Rudere abbattuto per far posto al nuovo impianto che è in fase di realizzazione con le economie rinvenienti dai ribassi d’asta. Una volta realizzate, le due aree di parcheggio potranno arrivare ad ospitare fino a 1.100 autovetture e si affiancheranno a quelle già esistenti.
Nel frattempo, il commissario straordinario per i XX Giochi del Mediterraneo, Massimo Ferrarese, ha firmato un’ordinanza con la quale viene assegnato al Comune di Taranto un finanziamento aggiuntivo di 1,3 milioni di euro per il progetto “Taranto Green & Blue – Parco del Mediterraneo alla Salinella”. L’intervento, già inserito nel secondo stralcio del Programma delle opere infrastrutturali dei Giochi, aveva ottenuto in precedenza un finanziamento di 5,3 milioni di euro. Con questo nuovo provvedimento, le risorse complessive salgono dunque a 6,6 milioni.
L’ordinanza ricostruisce il percorso amministrativo che ha portato alla necessità di integrare i fondi. Il commissario nell’ordinanza ricorda che il progetto del Parco del Mediterraneo è classificato come “opera essenziale” e che, nel corso delle interlocuzioni con il Comune di Taranto, è emersa l’esigenza di potenziare l’area con un pattinodromo destinato agli allenamenti degli atleti impegnati nelle discipline rotellistiche. Per realizzare l’impianto e il relativo parcheggio, il Comune aveva richiesto una variante tecnica, stimata in 1,3 milioni di euro aggiuntivi.
La copertura finanziaria di questa somma deriva da due fonti: 910.800 euro provengono dalla revoca parziale del finanziamento concesso al Comune di Laterza per un altro intervento del Programma, revoca disposta nel 2025 a causa dei ritardi e del mancato rispetto del cronoprogramma; i restanti 389.200 euro arrivano invece dalle economie di gara maturate nell’intervento di riqualificazione degli impianti destinati agli allenamenti, realizzato dalla Provincia di Taranto.
L’ordinanza dà atto che la variante progettuale del pattinodromo è stata suddivisa in due lotti funzionali: il primo relativo alla demolizione appunto del vecchio fabbricato, il secondo alla costruzione dell’impianto vero e proprio e delle aree di parcheggio.
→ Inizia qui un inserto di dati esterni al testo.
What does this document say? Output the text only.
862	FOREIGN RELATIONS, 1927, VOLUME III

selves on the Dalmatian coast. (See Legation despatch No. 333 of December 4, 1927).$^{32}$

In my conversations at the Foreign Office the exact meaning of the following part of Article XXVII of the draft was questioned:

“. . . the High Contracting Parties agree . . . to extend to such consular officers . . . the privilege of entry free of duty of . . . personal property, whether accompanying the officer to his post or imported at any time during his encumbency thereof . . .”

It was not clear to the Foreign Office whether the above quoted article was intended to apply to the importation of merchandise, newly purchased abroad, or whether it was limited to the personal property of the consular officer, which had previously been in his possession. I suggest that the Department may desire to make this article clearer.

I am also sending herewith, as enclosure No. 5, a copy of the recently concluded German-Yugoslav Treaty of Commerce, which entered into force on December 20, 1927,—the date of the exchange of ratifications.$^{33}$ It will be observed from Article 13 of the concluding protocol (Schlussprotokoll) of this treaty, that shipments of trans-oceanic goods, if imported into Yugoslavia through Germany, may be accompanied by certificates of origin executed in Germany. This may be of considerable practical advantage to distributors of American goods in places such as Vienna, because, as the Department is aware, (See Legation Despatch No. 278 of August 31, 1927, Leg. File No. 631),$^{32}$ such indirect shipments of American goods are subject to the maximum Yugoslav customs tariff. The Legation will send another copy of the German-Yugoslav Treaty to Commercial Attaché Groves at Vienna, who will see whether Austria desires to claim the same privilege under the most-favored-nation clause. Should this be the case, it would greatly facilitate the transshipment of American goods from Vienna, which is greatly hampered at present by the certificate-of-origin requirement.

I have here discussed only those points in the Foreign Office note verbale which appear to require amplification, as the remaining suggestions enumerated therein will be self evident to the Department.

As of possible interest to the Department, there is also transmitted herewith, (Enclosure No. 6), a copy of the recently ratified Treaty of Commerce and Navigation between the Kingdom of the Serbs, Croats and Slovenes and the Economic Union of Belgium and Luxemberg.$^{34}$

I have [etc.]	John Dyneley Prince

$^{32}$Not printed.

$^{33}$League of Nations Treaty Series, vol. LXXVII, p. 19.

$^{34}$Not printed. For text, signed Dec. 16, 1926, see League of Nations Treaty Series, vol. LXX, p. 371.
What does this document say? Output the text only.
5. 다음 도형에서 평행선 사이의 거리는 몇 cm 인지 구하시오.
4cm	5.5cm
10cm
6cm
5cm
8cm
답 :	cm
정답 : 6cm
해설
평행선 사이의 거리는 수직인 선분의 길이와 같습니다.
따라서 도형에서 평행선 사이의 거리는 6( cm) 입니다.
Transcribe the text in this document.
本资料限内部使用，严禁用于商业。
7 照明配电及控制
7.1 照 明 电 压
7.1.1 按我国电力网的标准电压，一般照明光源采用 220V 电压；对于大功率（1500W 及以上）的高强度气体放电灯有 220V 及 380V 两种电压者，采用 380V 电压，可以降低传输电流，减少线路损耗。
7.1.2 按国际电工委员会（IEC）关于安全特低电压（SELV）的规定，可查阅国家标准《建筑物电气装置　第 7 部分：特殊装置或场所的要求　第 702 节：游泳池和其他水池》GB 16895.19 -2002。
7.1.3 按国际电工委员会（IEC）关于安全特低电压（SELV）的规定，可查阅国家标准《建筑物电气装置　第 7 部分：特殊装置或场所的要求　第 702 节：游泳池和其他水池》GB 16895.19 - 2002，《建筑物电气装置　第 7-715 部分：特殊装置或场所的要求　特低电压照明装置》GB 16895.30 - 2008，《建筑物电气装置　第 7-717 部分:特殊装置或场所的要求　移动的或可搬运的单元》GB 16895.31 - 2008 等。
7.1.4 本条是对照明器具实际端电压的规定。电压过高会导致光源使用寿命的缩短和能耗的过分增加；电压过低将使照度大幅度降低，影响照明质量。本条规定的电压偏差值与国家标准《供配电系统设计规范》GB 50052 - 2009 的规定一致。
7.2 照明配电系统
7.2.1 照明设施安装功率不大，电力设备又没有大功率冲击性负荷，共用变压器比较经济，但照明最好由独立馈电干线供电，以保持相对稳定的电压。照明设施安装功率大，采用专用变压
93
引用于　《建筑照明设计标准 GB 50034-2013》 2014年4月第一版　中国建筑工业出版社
Intanto sembra sempre più probabile che per il manto erboso dello stadio si propenda per la soluzione che prevede l’utilizzo di erba sintetica. Il sintetico Fifa quality pro, infatti, permetterebbe di abbattere i tempi necessari affinché un manto in erba naturale possa attecchirsi. I tempi stretti che restano per consegnare l’impianto di calcio del Salinella sarebbero infatti incompatibili con quelli per l’attecchimento delle zolle di erba. Infatti servirebbero dalle quattro alle sei settimane. Al contrario, come spiegano esperti del settore, una volta preparata la base drenante sul terreno di gioco il tappeto di erba sintetica necessita di circa dieci-quindici giorni.